Unfortunately, it also seems to have become a hallmark of Tony Blair's foreign 
policy.
   
  A couple of weeks ago "sources in Downing Street" let it be known that Blair 
was pushing the UN security council to authorise military strikes against the 
Sudanese air force to enforce a no-fly zone over Darfur. The proposal has been 
widely derided by military experts and a Ministry of Defence official was quick 
to insist that "there are absolutely no plans for any UK military action at all 
in Sudan or the Darfur region of Sudan", yet a senior Blair aide restated that 
the UK might be prepared to act unilaterally if its plans did not receive UN 
approval. "The prime minister believes in a values-driven foreign policy and 
believes you have to evenly apply those values to have any credibility. He sees 
Darfur as a test of the international community's commitment to its own values."
   
  The only point that I can see to this type of spin, gesture and make-believe 
is that it is intended to make Blair seem tougher than the UN. International 
Development Secretary, Hilary Benn, who has played an active part in the 
attempts to find a negotiated solution to the Darfur crisis, has very pointedly 
distanced himself from this type of approach by arguing that British foreign 
policy must return to a commitment to multilateralism.
   
  Ten years ago New Labour was elected with a promise to put human rights at 
the heart of their foreign policy and there are still some achievements to be 
proud of from its first term in office.
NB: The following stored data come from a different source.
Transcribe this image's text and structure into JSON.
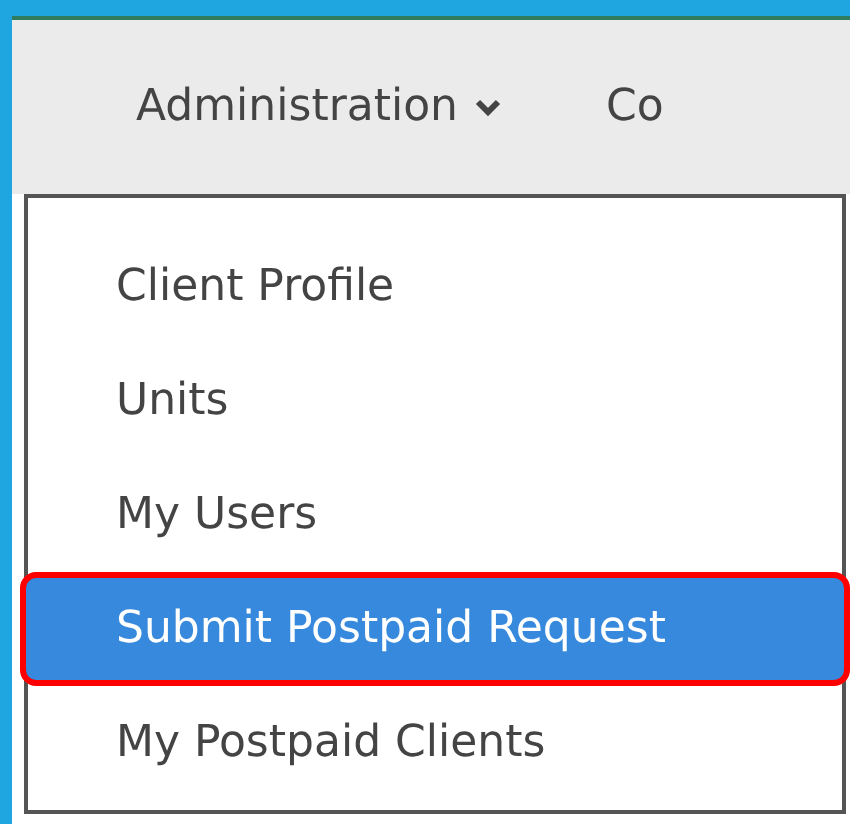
{
  "nav": {
    "items": [
      {
        "label": "Administration",
        "expanded": true
      },
      {
        "label": "Co",
        "expanded": false
      }
    ]
  },
  "menu": {
    "items": [
      {
        "label": "Client Profile",
        "selected": false,
        "callout": false
      },
      {
        "label": "Units",
        "selected": false,
        "callout": false
      },
      {
        "label": "My Users",
        "selected": false,
        "callout": false
      },
      {
        "label": "Submit Postpaid Request",
        "selected": true,
        "callout": true
      },
      {
        "label": "My Postpaid Clients",
        "selected": false,
        "callout": false
      }
    ]
  }
}
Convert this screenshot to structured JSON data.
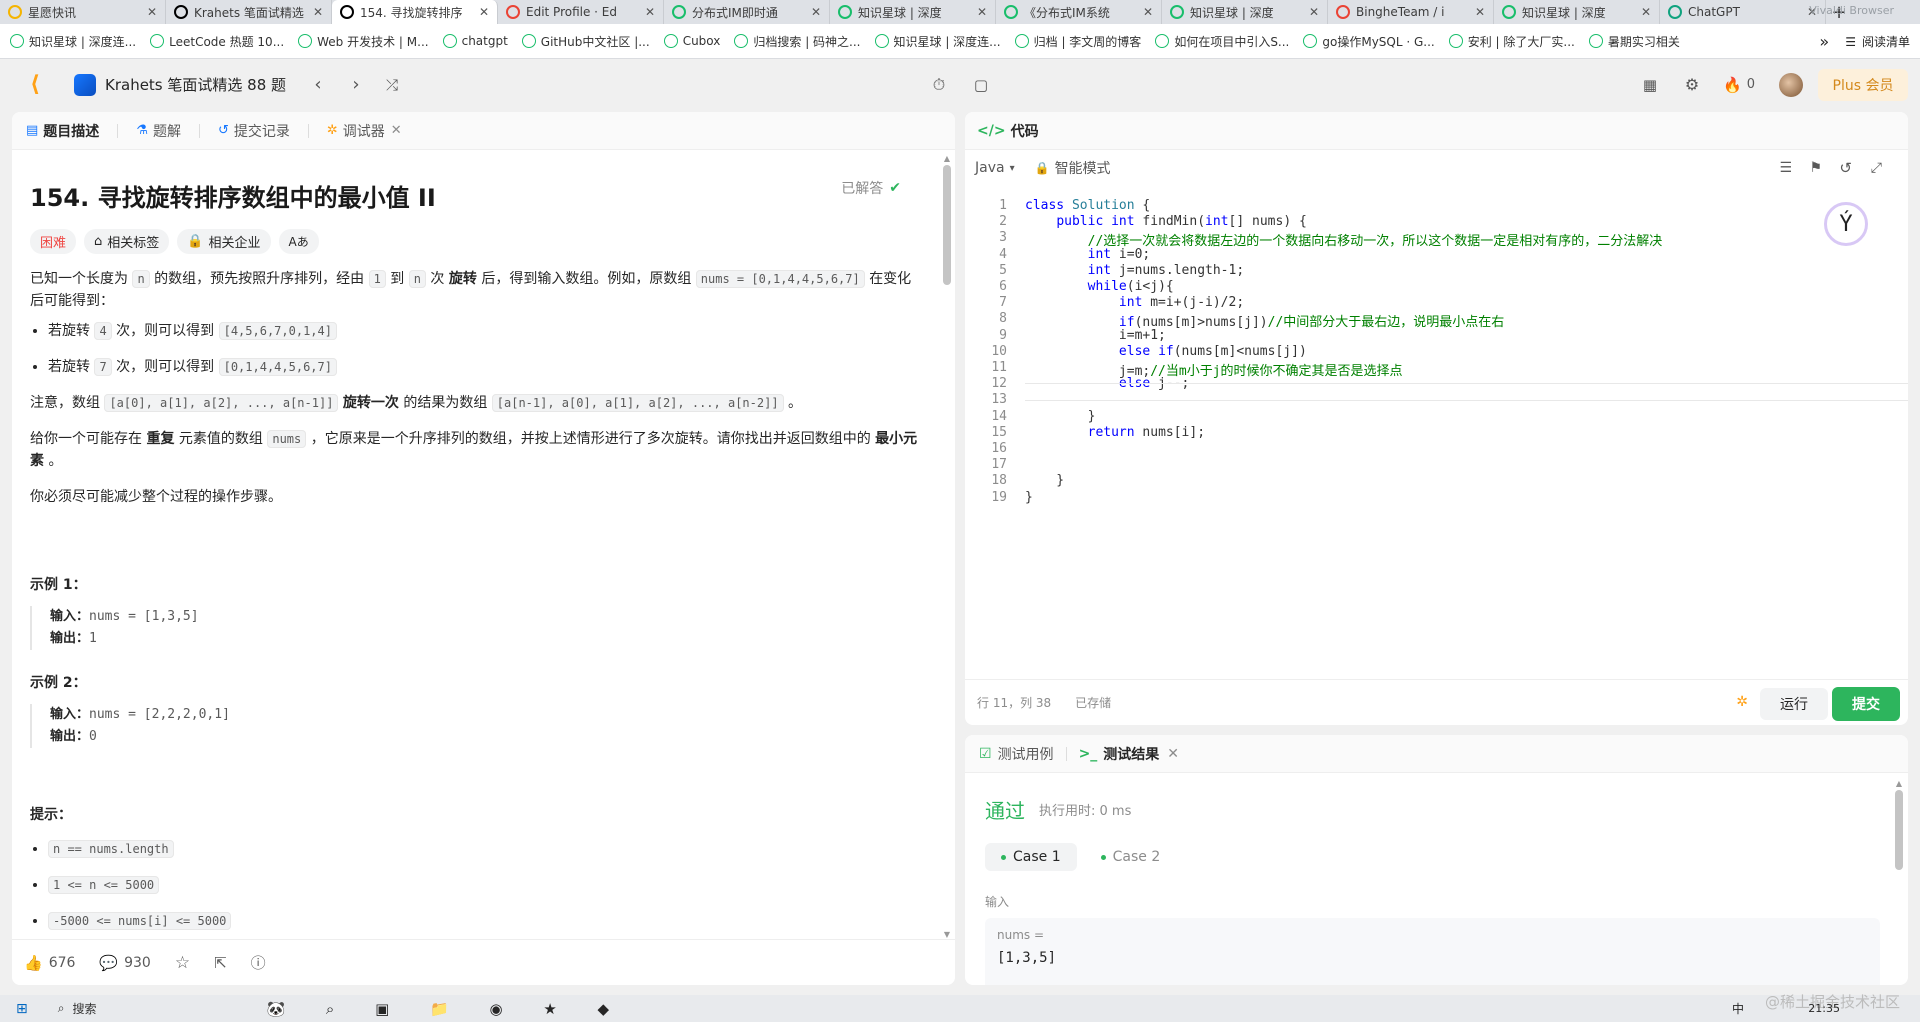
{
  "browser_tabs": [
    {
      "title": "星愿快讯",
      "icon": "star-icon",
      "color": "#f5b400"
    },
    {
      "title": "Krahets 笔面试精选",
      "icon": "leetcode-icon",
      "color": "#000"
    },
    {
      "title": "154. 寻找旋转排序",
      "icon": "leetcode-icon",
      "color": "#000",
      "active": true
    },
    {
      "title": "Edit Profile · Ed",
      "icon": "google-icon",
      "color": "#ea4335"
    },
    {
      "title": "分布式IM即时通",
      "icon": "zsxq-icon",
      "color": "#19be6b"
    },
    {
      "title": "知识星球 | 深度",
      "icon": "zsxq-icon",
      "color": "#19be6b"
    },
    {
      "title": "《分布式IM系统",
      "icon": "zsxq-icon",
      "color": "#19be6b"
    },
    {
      "title": "知识星球 | 深度",
      "icon": "zsxq-icon",
      "color": "#19be6b"
    },
    {
      "title": "BingheTeam / i",
      "icon": "google-icon",
      "color": "#ea4335"
    },
    {
      "title": "知识星球 | 深度",
      "icon": "zsxq-icon",
      "color": "#19be6b"
    },
    {
      "title": "ChatGPT",
      "icon": "chatgpt-icon",
      "color": "#10a37f"
    }
  ],
  "browser_corner_text": "Vivaldi Browser",
  "bookmarks": [
    {
      "label": "知识星球 | 深度连...",
      "icon": "zsxq-icon"
    },
    {
      "label": "LeetCode 热题 10...",
      "icon": "leetcode-icon"
    },
    {
      "label": "Web 开发技术 | M...",
      "icon": "mdn-icon"
    },
    {
      "label": "chatgpt",
      "icon": "chatgpt-icon"
    },
    {
      "label": "GitHub中文社区 |...",
      "icon": "github-icon"
    },
    {
      "label": "Cubox",
      "icon": "cubox-icon"
    },
    {
      "label": "归档搜索 | 码神之...",
      "icon": "spider-icon"
    },
    {
      "label": "知识星球 | 深度连...",
      "icon": "zsxq-icon"
    },
    {
      "label": "归档 | 李文周的博客",
      "icon": "blog-icon"
    },
    {
      "label": "如何在项目中引入S...",
      "icon": "code-icon"
    },
    {
      "label": "go操作MySQL · G...",
      "icon": "book-icon"
    },
    {
      "label": "安利 | 除了大厂实...",
      "icon": "zhihu-icon"
    },
    {
      "label": "暑期实习相关",
      "icon": "folder-icon"
    }
  ],
  "bookmarks_right": {
    "more": "»",
    "reading_list": "阅读清单"
  },
  "app_header": {
    "problem_list": "Krahets 笔面试精选 88 题",
    "streak": "0",
    "plus": "Plus 会员"
  },
  "left_tabs": [
    {
      "label": "题目描述",
      "icon": "doc-icon",
      "active": true
    },
    {
      "label": "题解",
      "icon": "flask-icon"
    },
    {
      "label": "提交记录",
      "icon": "history-icon"
    },
    {
      "label": "调试器",
      "icon": "debug-icon",
      "closable": true
    }
  ],
  "problem": {
    "title": "154. 寻找旋转排序数组中的最小值 II",
    "status": "已解答",
    "difficulty": "困难",
    "tag_topics": "相关标签",
    "tag_companies": "相关企业",
    "tag_font": "Aあ",
    "desc1_a": "已知一个长度为",
    "desc1_n": "n",
    "desc1_b": "的数组，预先按照升序排列，经由",
    "desc1_one": "1",
    "desc1_c": "到",
    "desc1_n2": "n",
    "desc1_d": "次",
    "desc1_rot": "旋转",
    "desc1_e": "后，得到输入数组。例如，原数组",
    "desc1_nums": "nums = [0,1,4,4,5,6,7]",
    "desc1_f": "在变化后可能得到：",
    "bullet1_a": "若旋转",
    "bullet1_k": "4",
    "bullet1_b": "次，则可以得到",
    "bullet1_r": "[4,5,6,7,0,1,4]",
    "bullet2_a": "若旋转",
    "bullet2_k": "7",
    "bullet2_b": "次，则可以得到",
    "bullet2_r": "[0,1,4,4,5,6,7]",
    "note_a": "注意，数组",
    "note_arr": "[a[0], a[1], a[2], ..., a[n-1]]",
    "note_b": "旋转一次",
    "note_c": "的结果为数组",
    "note_arr2": "[a[n-1], a[0], a[1], a[2], ..., a[n-2]]",
    "note_d": "。",
    "give_a": "给你一个可能存在",
    "give_b": "重复",
    "give_c": "元素值的数组",
    "give_nums": "nums",
    "give_d": "，它原来是一个升序排列的数组，并按上述情形进行了多次旋转。请你找出并返回数组中的",
    "give_e": "最小元素",
    "give_f": "。",
    "must": "你必须尽可能减少整个过程的操作步骤。",
    "ex1_h": "示例 1：",
    "ex1_in_label": "输入：",
    "ex1_in": "nums = [1,3,5]",
    "ex1_out_label": "输出：",
    "ex1_out": "1",
    "ex2_h": "示例 2：",
    "ex2_in_label": "输入：",
    "ex2_in": "nums = [2,2,2,0,1]",
    "ex2_out_label": "输出：",
    "ex2_out": "0",
    "hint_h": "提示：",
    "hints": [
      "n == nums.length",
      "1 <= n <= 5000",
      "-5000 <= nums[i] <= 5000"
    ]
  },
  "left_footer": {
    "likes": "676",
    "comments": "930"
  },
  "code_panel": {
    "title": "代码",
    "language": "Java",
    "mode": "智能模式",
    "status_pos": "行 11，列 38",
    "status_saved": "已存储",
    "run": "运行",
    "submit": "提交"
  },
  "code_lines": [
    "class Solution {",
    "    public int findMin(int[] nums) {",
    "        //选择一次就会将数据左边的一个数据向右移动一次，所以这个数据一定是相对有序的，二分法解决",
    "        int i=0;",
    "        int j=nums.length-1;",
    "        while(i<j){",
    "            int m=i+(j-i)/2;",
    "            if(nums[m]>nums[j])//中间部分大于最右边，说明最小点在右",
    "            i=m+1;",
    "            else if(nums[m]<nums[j])",
    "            j=m;//当m小于j的时候你不确定其是否是选择点",
    "            else j--;",
    "",
    "        }",
    "        return nums[i];",
    "",
    "",
    "    }",
    "}"
  ],
  "test_panel": {
    "tab_cases": "测试用例",
    "tab_result": "测试结果",
    "result": "通过",
    "runtime": "执行用时: 0 ms",
    "case1": "Case 1",
    "case2": "Case 2",
    "input_label": "输入",
    "var_name": "nums =",
    "var_value": "[1,3,5]"
  },
  "taskbar": {
    "search": "搜索",
    "watermark": "@稀土掘金技术社区",
    "ime": "中",
    "time": "21:35"
  }
}
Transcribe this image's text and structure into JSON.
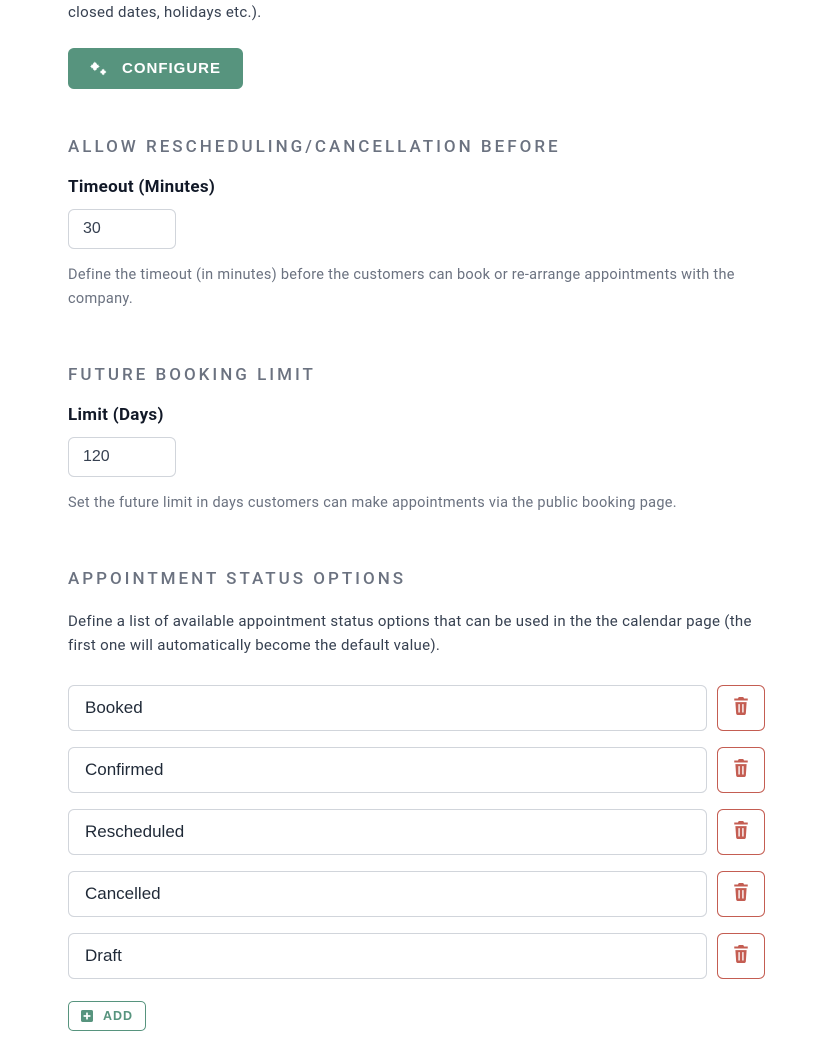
{
  "intro_fragment": "closed dates, holidays etc.).",
  "configure_label": "CONFIGURE",
  "sections": {
    "reschedule": {
      "heading": "ALLOW RESCHEDULING/CANCELLATION BEFORE",
      "field_label": "Timeout (Minutes)",
      "value": "30",
      "helper": "Define the timeout (in minutes) before the customers can book or re-arrange appointments with the company."
    },
    "future": {
      "heading": "FUTURE BOOKING LIMIT",
      "field_label": "Limit (Days)",
      "value": "120",
      "helper": "Set the future limit in days customers can make appointments via the public booking page."
    },
    "status": {
      "heading": "APPOINTMENT STATUS OPTIONS",
      "description": "Define a list of available appointment status options that can be used in the the calendar page (the first one will automatically become the default value).",
      "items": [
        "Booked",
        "Confirmed",
        "Rescheduled",
        "Cancelled",
        "Draft"
      ],
      "add_label": "ADD"
    }
  }
}
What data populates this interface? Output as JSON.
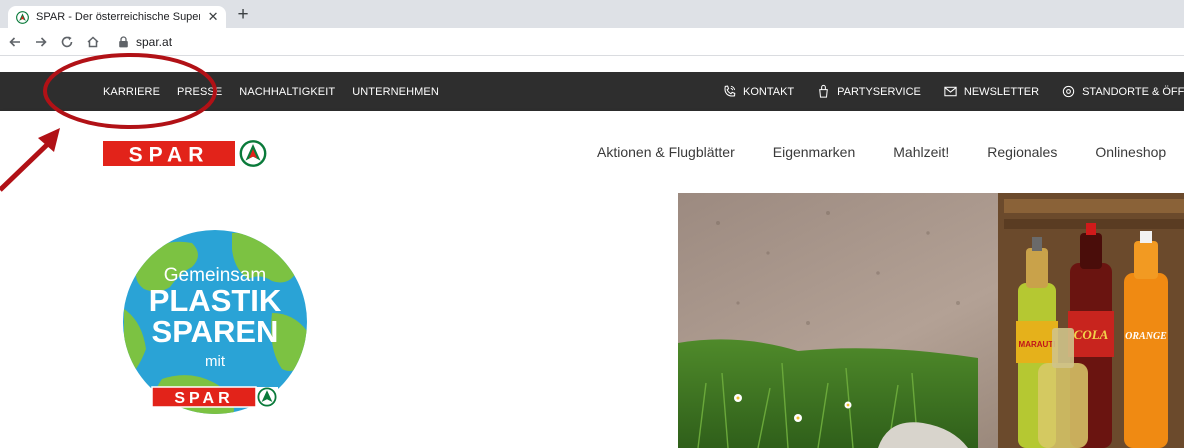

What was needed was consistency, 
coherence, honesty and realism to leave a lasting legacy in international 
affairs. Unfortunately Blair blew it and led Britain into its most disastrous 
foreign policy blunder since the Suez crisis.
   
  This remains the fundamental weakness of the debate about international 
interventions on human rights grounds. Time and again its supporters project 
their own ideological prejudices on to particular situations. "It is all about 
me," you can almost hear them saying. The result, unfortunately, is flawed 
policy prescriptions and a failure to see the world as it really is.